On 6 June, President Ram Nath Kovind passed the Insolvency and Bankruptcy Code (Amendment) Ordinance, 2018. Since then, the impact of the ordinance on homebuyers has grabbed the limelight. However, the ordinance is not just about improving their lot. It introduces a few other changes as well—changes that may be small from an outsider’s perspective, but could have a significant impact on the acquisition of distressed business assets.
First up, a nod to serial acquirers under the Insolvency and Bankruptcy Code (IBC)—previously, any person who held a non-performing asset (NPA) for a period of one year, or more, could not participate in an IBC proceeding as a potential acquirer, whether the NPA was acquired under the IBC or not. However, post the ordinance, if a person acquires an NPA under the IBC, a three-year breather (from the date of approval of the resolution plan) has been given, wherein such a person can continue to act as an acquirer in other IBC proceedings, even if the NPA subsists. The change allows acquirers who happened to receive an NPA under an IBC proceeding to continue acquiring other distressed business assets under IBC. Next, removing conflicts with other laws. Previously, there was uncertainty over whether the resolution plan for an acquisition under the IBC would supersede the requirements of other laws. For instance, where the acquisition under the IBC involved corporate actions in the form of shareholder approvals for issuance of new shares to the acquirer, there was ambiguity as to whether the National Company Law Tribunal’s (NCLT’s) approval for such action would supersede the requirement of a special resolution of shareholders (as is necessary under the Companies Act, 2013).
While this issue was partially resolved by a circular issued by the ministry of corporate affairs in October 2017, the ordinance has clarified this aspect by providing that shareholders’ approval for acts that are necessary for the implementation of the resolution plan is deemed to have been given, if so required, under any other law for the time being in force upon receipt of NCLT’s approval.
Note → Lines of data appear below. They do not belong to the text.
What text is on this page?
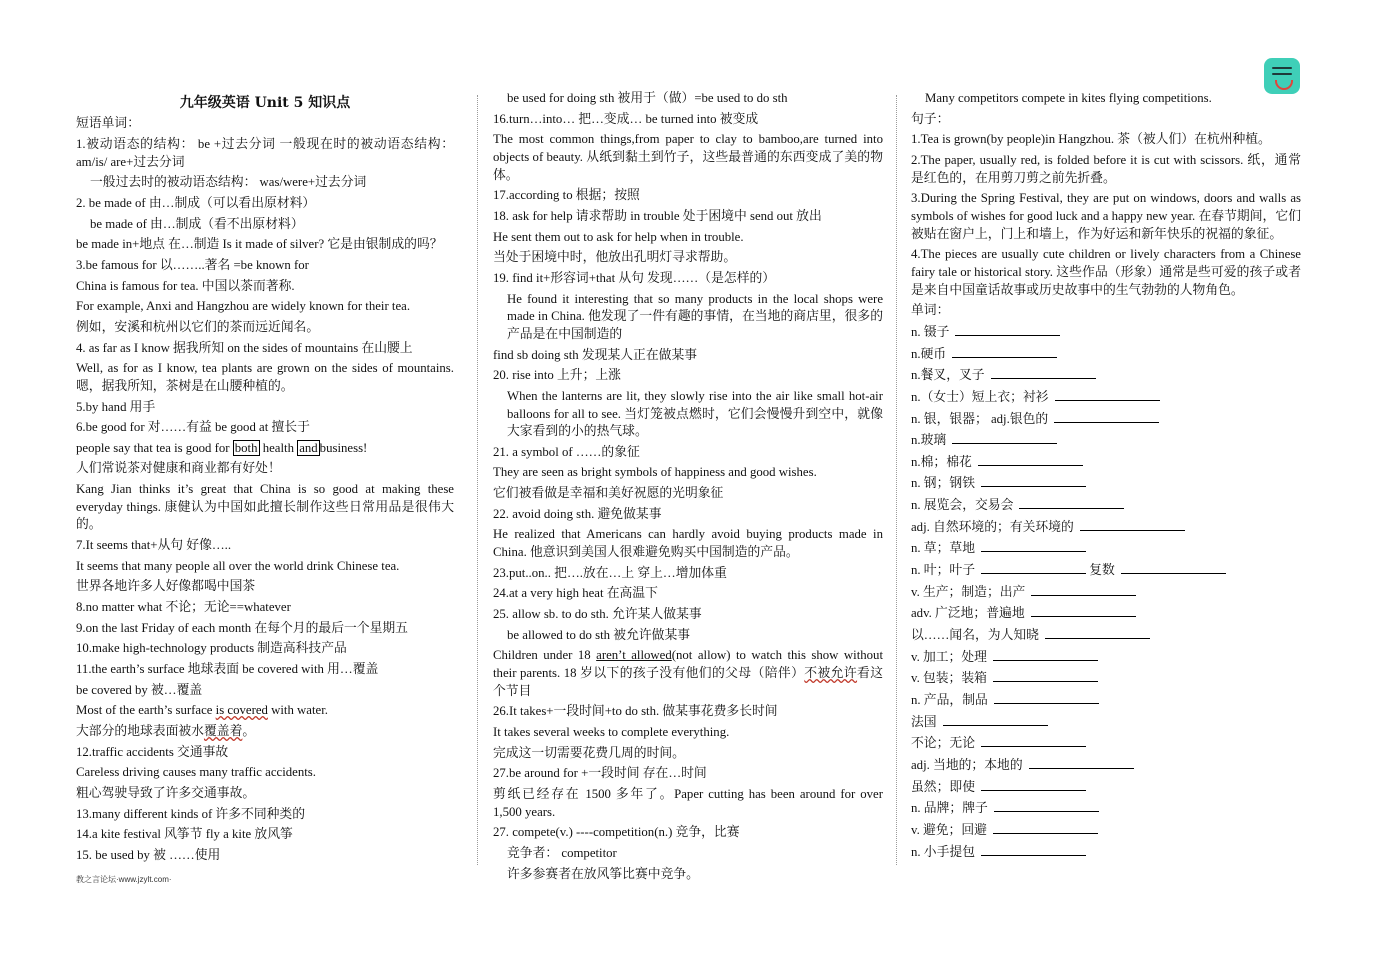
九年级英语 Unit 5 知识点

短语单词：

1.被动语态的结构： be +过去分词 一般现在时的被动语态结构：am/is/ are+过去分词

一般过去时的被动语态结构： was/were+过去分词

2. be made of 由…制成（可以看出原材料）

be made of 由…制成（看不出原材料）

be made in+地点 在…制造 Is it made of silver? 它是由银制成的吗？

3.be famous for 以……..著名 =be known for

China is famous for tea. 中国以茶而著称.

For example, Anxi and Hangzhou are widely known for their tea.

例如，安溪和杭州以它们的茶而远近闻名。

4. as far as I know 据我所知 on the sides of mountains 在山腰上

Well, as for as I know, tea plants are grown on the sides of mountains. 嗯，据我所知，茶树是在山腰种植的。

5.by hand 用手

6.be good for 对……有益 be good at 擅长于

people say that tea is good for both health and business!

人们常说茶对健康和商业都有好处！

Kang Jian thinks it’s great that China is so good at making these everyday things. 康健认为中国如此擅长制作这些日常用品是很伟大的。

7.It seems that+从句 好像…..

It seems that many people all over the world drink Chinese tea.

世界各地许多人好像都喝中国茶

8.no matter what 不论；无论==whatever

9.on the last Friday of each month 在每个月的最后一个星期五

10.make high-technology products 制造高科技产品

11.the earth’s surface 地球表面 be covered with 用…覆盖

be covered by 被…覆盖

Most of the earth’s surface is covered with water.

大部分的地球表面被水覆盖着。

12.traffic accidents 交通事故

Careless driving causes many traffic accidents.

粗心驾驶导致了许多交通事故。

13.many different kinds of 许多不同种类的

14.a kite festival 风筝节 fly a kite 放风筝

15. be used by 被 ……使用

be used for doing sth 被用于（做）=be used to do sth

16.turn…into… 把…变成… be turned into 被变成

The most common things,from paper to clay to bamboo,are turned into objects of beauty. 从纸到黏土到竹子，这些最普通的东西变成了美的物体。

17.according to 根据；按照

18. ask for help 请求帮助 in trouble 处于困境中 send out 放出

He sent them out to ask for help when in trouble.

当处于困境中时，他放出孔明灯寻求帮助。

19. find it+形容词+that 从句 发现……（是怎样的）

He found it interesting that so many products in the local shops were made in China. 他发现了一件有趣的事情，在当地的商店里，很多的产品是在中国制造的

find sb doing sth 发现某人正在做某事

20. rise into 上升；上涨

When the lanterns are lit, they slowly rise into the air like small hot-air balloons for all to see. 当灯笼被点燃时，它们会慢慢升到空中，就像大家看到的小的热气球。

21. a symbol of ……的象征

They are seen as bright symbols of happiness and good wishes.

它们被看做是幸福和美好祝愿的光明象征

22. avoid doing sth. 避免做某事

He realized that Americans can hardly avoid buying products made in China. 他意识到美国人很难避免购买中国制造的产品。

23.put..on.. 把….放在…上 穿上…增加体重

24.at a very high heat 在高温下

25. allow sb. to do sth. 允许某人做某事

be allowed to do sth 被允许做某事

Children under 18 aren’t allowed(not allow) to watch this show without their parents. 18 岁以下的孩子没有他们的父母（陪伴）不被允许看这个节目

26.It takes+一段时间+to do sth. 做某事花费多长时间

It takes several weeks to complete everything.

完成这一切需要花费几周的时间。

27.be around for +一段时间 存在…时间

剪纸已经存在 1500 多年了。Paper cutting has been around for over 1,500 years.

27. compete(v.) ----competition(n.) 竞争，比赛

竞争者： competitor

许多参赛者在放风筝比赛中竞争。

Many competitors compete in kites flying competitions.

句子：

1.Tea is grown(by people)in Hangzhou. 茶（被人们）在杭州种植。

2.The paper, usually red, is folded before it is cut with scissors. 纸，通常是红色的，在用剪刀剪之前先折叠。

3.During the Spring Festival, they are put on windows, doors and walls as symbols of wishes for good luck and a happy new year. 在春节期间，它们被贴在窗户上，门上和墙上，作为好运和新年快乐的祝福的象征。

4.The pieces are usually cute children or lively characters from a Chinese fairy tale or historical story. 这些作品（形象）通常是些可爱的孩子或者是来自中国童话故事或历史故事中的生气勃勃的人物角色。

单词：

n. 镊子

n.硬币

n.餐叉，叉子

n.（女士）短上衣；衬衫

n. 银，银器； adj.银色的

n.玻璃

n.棉；棉花

n. 钢；钢铁

n. 展览会，交易会

adj. 自然环境的；有关环境的

n. 草；草地

n. 叶；叶子	复数

v. 生产；制造；出产

adv. 广泛地；普遍地

以……闻名，为人知晓

v. 加工；处理

v. 包装；装箱

n. 产品，制品

法国

不论；无论

adj. 当地的；本地的

虽然；即使

n. 品牌；牌子

v. 避免；回避

n. 小手提包

教之言论坛·www.jzylt.com·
This change seems to have been made to expedite matters and to remove bottlenecks that may be created post NCLT’s approval. And then, reducing thresholds. Earlier, for the acquisition of distressed business assets through a resolution plan under the IBC, 75% of the committee of creditors (CoC) should have approved such a resolution plan. This was a high threshold, in contrast to legislation such as the Securitisation and Reconstruction of Financial Assets and Enforcement of Security Interest Act, 2002, which requires approval of only 60% of secured creditors.
However, post the ordinance, the consent of 66% of the CoC is sufficient for the resolution plan to be approved. This should ease the acquisition process and lead to more (and faster) acquisitions of distressed business assets under the IBC in the future.
Finally, relief to Indian promoters. Previously, promoters whose borrowings had been classified as NPAs for a year, or more, or who had executed enforceable guarantees in favour of a creditor in respect of a company undergoing insolvency, were disqualified from submitting resolution plans. The ordinance clarifies that a promoter of a micro, small and medium enterprise (MSME) can participate in the resolution process for such MSMEs and is not disqualified provided he or she is not a wilful defaulter, and does not attract certain other disqualifications.
This is a big relief for Indian promoters who count such MSMEs in their group of companies. They will be able to, at the very least, participate in IBC proceedings to acquire these MSMEs. This exemption gives them a chance to revive and retain control of certain portions of their group. For instance, Venugopal Dhoot of Videocon, which is undergoing insolvency, has gone on record to say that he plans to use the ordinance to acquire smaller group companies on the basis that they are MSMEs.
In another interesting development, on the day the ordinance was passed, the official Twitter account of the finance ministry said corporate debtors having an annual turnover of up to ₹ 250 crore will also have the benefits that were extended to MSMEs. If this amendment is implemented, either through another ordinance or through an amendment to the IBC in the monsoon session of Parliament, it could have a significant impact on IBC proceedings currently before NCLT, as well as on future IBC proceedings.
While these changes are welcome, the proof of the pudding, as they say, is in the eating.
Shivpriya Nanda is joint managing partner and Sujoy Bhatia is partner, JSA. Views are personal.